Posted by Ruben S on May 12th, 2010 filed in Observações

A televisão pública não é democrática. Se fosse, haveria lugar no telejornas para as vozes públicas que discordam deste espalhafato por causa do papa. De certeza que há pessoal com algum peso cultural neste país que se opõe a todo este circo da máfia católica apostólica romana, que eu suponho que o Estado apoia por causa das negociatas e diplomacias que convém manter. Para além de que há muito povo que é contra isto. Não acredito que a multidão que se aglomerou ontem no Terreiro do Paço para ver a rainha da Igreja e que vai a correr a Fátima celebrar o esplendor da ignorância represente o povo português. Não pode ser. As pessoas são mais espertas do que é suposto serem. Se fosse noticiável, a esperteza do povo seria inconveniente.



2 Responses to “Bullshit.”

  1. filipe Says:

    Mas, e se posso perguntar: que sentido fazes do meio milhão de pessoas que foi a fatima? meio milhao!

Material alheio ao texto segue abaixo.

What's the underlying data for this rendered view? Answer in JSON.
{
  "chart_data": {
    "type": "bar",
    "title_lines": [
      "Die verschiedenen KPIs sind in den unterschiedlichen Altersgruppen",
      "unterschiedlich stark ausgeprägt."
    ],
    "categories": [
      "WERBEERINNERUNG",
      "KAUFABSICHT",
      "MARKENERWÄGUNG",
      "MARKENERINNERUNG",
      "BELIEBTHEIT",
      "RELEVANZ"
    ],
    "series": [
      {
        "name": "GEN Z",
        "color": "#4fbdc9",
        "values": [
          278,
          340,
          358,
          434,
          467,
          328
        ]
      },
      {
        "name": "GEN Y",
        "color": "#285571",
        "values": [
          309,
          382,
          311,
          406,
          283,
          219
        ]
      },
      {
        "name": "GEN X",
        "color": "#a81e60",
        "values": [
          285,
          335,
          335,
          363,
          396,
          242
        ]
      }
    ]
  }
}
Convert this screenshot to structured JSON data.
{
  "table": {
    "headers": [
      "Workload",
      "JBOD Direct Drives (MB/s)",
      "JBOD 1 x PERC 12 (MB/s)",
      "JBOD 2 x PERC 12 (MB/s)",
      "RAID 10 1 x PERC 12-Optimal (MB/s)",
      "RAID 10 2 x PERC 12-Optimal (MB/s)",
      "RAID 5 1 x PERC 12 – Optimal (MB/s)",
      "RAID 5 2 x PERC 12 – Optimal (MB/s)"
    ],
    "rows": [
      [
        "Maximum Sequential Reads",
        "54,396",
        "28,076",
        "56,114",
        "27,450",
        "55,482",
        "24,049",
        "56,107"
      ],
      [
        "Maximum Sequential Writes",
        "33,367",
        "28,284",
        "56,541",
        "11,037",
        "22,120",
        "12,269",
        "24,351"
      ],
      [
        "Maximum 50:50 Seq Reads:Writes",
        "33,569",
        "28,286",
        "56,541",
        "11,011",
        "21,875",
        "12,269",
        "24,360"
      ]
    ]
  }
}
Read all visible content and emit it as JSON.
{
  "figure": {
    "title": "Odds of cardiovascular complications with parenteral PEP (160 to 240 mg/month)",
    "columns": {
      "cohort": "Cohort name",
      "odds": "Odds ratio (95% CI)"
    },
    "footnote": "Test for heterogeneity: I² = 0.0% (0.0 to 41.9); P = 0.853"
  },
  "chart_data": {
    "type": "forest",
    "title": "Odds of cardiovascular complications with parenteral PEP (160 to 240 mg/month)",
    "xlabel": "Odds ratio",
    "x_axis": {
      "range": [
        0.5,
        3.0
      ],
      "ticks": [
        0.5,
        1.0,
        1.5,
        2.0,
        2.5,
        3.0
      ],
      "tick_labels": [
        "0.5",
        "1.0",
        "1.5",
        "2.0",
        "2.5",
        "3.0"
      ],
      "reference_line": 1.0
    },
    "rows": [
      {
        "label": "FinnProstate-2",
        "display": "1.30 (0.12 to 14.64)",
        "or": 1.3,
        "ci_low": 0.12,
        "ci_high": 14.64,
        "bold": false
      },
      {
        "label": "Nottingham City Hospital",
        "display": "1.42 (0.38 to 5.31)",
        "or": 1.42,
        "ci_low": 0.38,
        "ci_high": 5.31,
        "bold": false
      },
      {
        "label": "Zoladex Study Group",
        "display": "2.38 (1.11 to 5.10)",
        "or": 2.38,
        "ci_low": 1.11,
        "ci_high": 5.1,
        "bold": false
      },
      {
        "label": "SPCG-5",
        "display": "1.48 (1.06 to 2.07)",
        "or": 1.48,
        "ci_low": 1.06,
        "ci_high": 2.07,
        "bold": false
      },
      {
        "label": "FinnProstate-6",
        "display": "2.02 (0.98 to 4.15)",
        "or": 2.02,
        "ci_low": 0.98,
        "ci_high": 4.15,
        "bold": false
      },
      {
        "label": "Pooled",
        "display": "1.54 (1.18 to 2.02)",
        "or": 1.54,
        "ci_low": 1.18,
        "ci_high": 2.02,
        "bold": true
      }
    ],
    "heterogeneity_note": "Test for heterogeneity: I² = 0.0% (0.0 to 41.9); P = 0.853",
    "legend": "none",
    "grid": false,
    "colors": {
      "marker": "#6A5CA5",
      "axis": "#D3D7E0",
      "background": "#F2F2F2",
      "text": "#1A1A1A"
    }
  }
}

    Acho que a minha pergunta é: será que se as pessoas decidicem, a rtp não passava tanto tempo a seguir o ratzinger?

  2. Ruben S Says:

    Meio milhão é menos de 5% da população portuguesa. Depois há os que acompanharam as festas pela televisão, e esses sim, esses são muitos. E há os que são católicos porque os outros são. É o mainstream. E é assustador quando há apenas o mainstream, que foi o que houve na RTP quando cá esteve o Papa, porque quase só entrevistaram pessoas que gravitam à volta do Papa. Porque é que os camaradas da esquerda ateísta e anti-clerical não foram ouvidos? É para isso que serve a oposição. Isto é, se houver canais para a expressão da oposição… Por isso é que eu digo que a televisão pública não é democrática. Favorece a maioria porque a maioria gosta que se favoreça a maioria, porque é a maioria que consome mais os produtos que são publicitados. Mas isto não é democracia, é vício de mercado. E as pessoas não são mercadorias, são mais complexas do que isso.
    Porque o Zé não se define assim, olá, sou o Zé e sou católico, venho aqui ver Sua Santidade, não, ele é mais do que isso. Ele é muita coisa e é muitos. E a obrigação de uma televisão pública é expressar o povo, e não apenas uma parte deste.
    Mas quanto à tua pergunta, para responder directamente, se as pessoas decidissem, se as pessoas decissem mesmo, não havia ratzingers, nem papas de qualquer tipo, nem igrejas, porque se as pessoas decidissem seriam livres. Como não há liberdade, há RTP. Que não pode ser unilateral.